Una fugaz sensación de alegría
entre tanta tristeza…
Cuando me pidieron que contara por
escrito una anécdota, un hecho que me hubiera marcado a lo largo de ésta,
nuestra noble tarea, mi mente recorrió el pasado y se detuvo en “mi antigua
escuela de Villegas”. ¿Vieron que siempre sentimos que las escuelas son
“nuestras”? Así no pasa con los chicos.
Y vaya si me pasó esto de sentirla
mía a Laurita, una preciosa nena que parecía la Raulito. Tenía los ojos,
grandes, oscuros y curiosos. Era menudita y delgada, con cabello oscuro y
lacio, cortado a lo varón (“Por los piojos, ¿vio?”).
Eran siete hermanos. A ella le
gustaban los domingos porque era el día que en el guiso de fideos se podían
encontrar trocitos de chorizo.
Siempre fue mi confidente. A veces
parecía feliz, pero odiaba faltar a la escuela porque significaba que tenía que
lavar la ropa, a mano, por supuesto. ¿Conté que tenía ocho añitos? ¿Y que una
vez tuvimos que ir a buscarla a su casa, en el asentamiento? Porque si le
tocaba cuidar a los hermanos, la escuela no existía. Entonces iba a la carga,
con “la turca”, una directora que montaba en su “Fitito” y se hundía en los
pozos, subiendo las lomas de aquellas calles de tierra que, con la lluvia,
parecían pantanos. Teníamos miedo, pues patinaban las ruedas y, si el auto se
paraba, nos encontrábamos rodeadas por una docena de perros famélicos, que
ladraban a los extraños.
Pero llegamos. ¡Finalmente la
divisamos en el patio! Por supuesto, lavando la ropita. Ese día, la madre
prometió que la iba a mandar con regularidad, tal como le pedimos nosotras. “La
Laura va a ir”, prometió. Y algún día que otro la mandaba.
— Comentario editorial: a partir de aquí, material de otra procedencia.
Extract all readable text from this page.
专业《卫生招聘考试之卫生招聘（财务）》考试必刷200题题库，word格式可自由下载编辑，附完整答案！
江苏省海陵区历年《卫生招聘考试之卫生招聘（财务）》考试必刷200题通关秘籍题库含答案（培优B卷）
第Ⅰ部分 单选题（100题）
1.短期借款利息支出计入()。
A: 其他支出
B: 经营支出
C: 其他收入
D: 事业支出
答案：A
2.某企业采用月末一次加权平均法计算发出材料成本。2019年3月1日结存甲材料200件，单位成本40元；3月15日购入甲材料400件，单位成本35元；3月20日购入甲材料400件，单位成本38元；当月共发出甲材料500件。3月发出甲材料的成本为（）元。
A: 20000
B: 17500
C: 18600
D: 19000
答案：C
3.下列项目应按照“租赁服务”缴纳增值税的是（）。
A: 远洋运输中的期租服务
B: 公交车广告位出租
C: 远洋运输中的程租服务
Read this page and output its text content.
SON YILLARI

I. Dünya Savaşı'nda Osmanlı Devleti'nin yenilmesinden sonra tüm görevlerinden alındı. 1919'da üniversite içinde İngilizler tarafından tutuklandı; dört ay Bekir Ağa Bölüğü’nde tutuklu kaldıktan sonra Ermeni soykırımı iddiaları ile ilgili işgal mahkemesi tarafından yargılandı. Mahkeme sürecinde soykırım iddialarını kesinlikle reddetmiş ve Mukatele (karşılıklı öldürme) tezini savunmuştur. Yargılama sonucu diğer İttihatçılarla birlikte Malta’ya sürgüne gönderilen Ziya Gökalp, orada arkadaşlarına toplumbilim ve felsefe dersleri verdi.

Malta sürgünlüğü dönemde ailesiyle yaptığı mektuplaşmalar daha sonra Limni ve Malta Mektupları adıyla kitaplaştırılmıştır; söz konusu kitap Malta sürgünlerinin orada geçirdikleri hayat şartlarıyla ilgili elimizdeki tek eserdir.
Cuando iba a clase, Laurita estaba
feliz. Hasta que con el grado organizamos una fiestita para festejar los
cumpleaños de todos los chicos que habían cumplido durante el primer semestre.
Con el registro en mano, la felicité, porque Laurita cumplía años ese día. Pero
¡oh, sorpresa!, ella no sabía que ese día, hacía nueve años, había nacido.
Conversando con ella, supe que
jamás le festejaron los cumpleaños en su casa. Jamás se la felicitó o… no sé,
algo.
La pena, supongo, me enfureció. Más
allá de intentar comprender la terrible realidad de la miseria en su más amplio
significado, me sentí absolutamente impotente. La bronca me impulsó, e hice lo
imposible por hablar con la mamá. Lo conseguí. Claro que yo tenía treinta y
pico de años y la convicción de que podía cambiar al mundo. Y por ende, me
trencé feo con la mamá de “La Laura”.
La indiferencia de aquella mujer me
enfureció más. Sé que me pasé de todo límite ético. Sólo después de muchos años
lo supe. Hoy me planteo si realmente yo tenía derecho a reaccionar de esa
forma. Pero, allí, ante esa apatía, mi enojo aumentaba y no sé cuántas cosas
dije. De pronto, la mujer me miró fijamente a los ojos. Ella vio que yo
lloraba. Se dio media vuelta y se fue. Pienso que se fue para no pegarme.
Volví al grado, me sentí mal todo
el día. Cuando llegué en casa, cumplí con las normas de rigor: me desquité con
mis hijas, le amargué la cena a mi esposo, hice llorar a mis padres cuando les
conté lo sucedido. En fin, ustedes, lectores, seguramente colegas, ya saben
cómo funciona esto.
Al día siguiente, cuando llegué a
la escuela, “La Laurita” estaba esperándome. Corrió para abrazarme, contenta
como no la había visto nunca.
—¡Cuánta alegría, Lauri! ¿Qué pasó?
—le pregunté mientras me abrazaba fuerte (¡qué linda era!).
—¿Sabe, seño? Ayer a la tarde mi
mamá me hizo una torta y me cantaron y todo.
Hoy sé que no podré cambiar el
mundo. Hoy sé que la mamá también debía sentirse impotente. Hoy sé que Dios
perdonó mi prepotencia. Y sé que, desgraciadamente, en “La Laura” se resumen
las historias de millones de chicos. Pero creo que, mientras existamos las
maestras, siempre que no nos desplacen las PC, van a existir padres o madres
que quieran pegarnos ocasionalmente; pero aun así, van a sentir el amor de
nuestros mensajes. Y lo más importante es que “Las Lauritas” no nos van a
olvidar jamás. Así como cada una de nosotras no las olvidaremos nunca.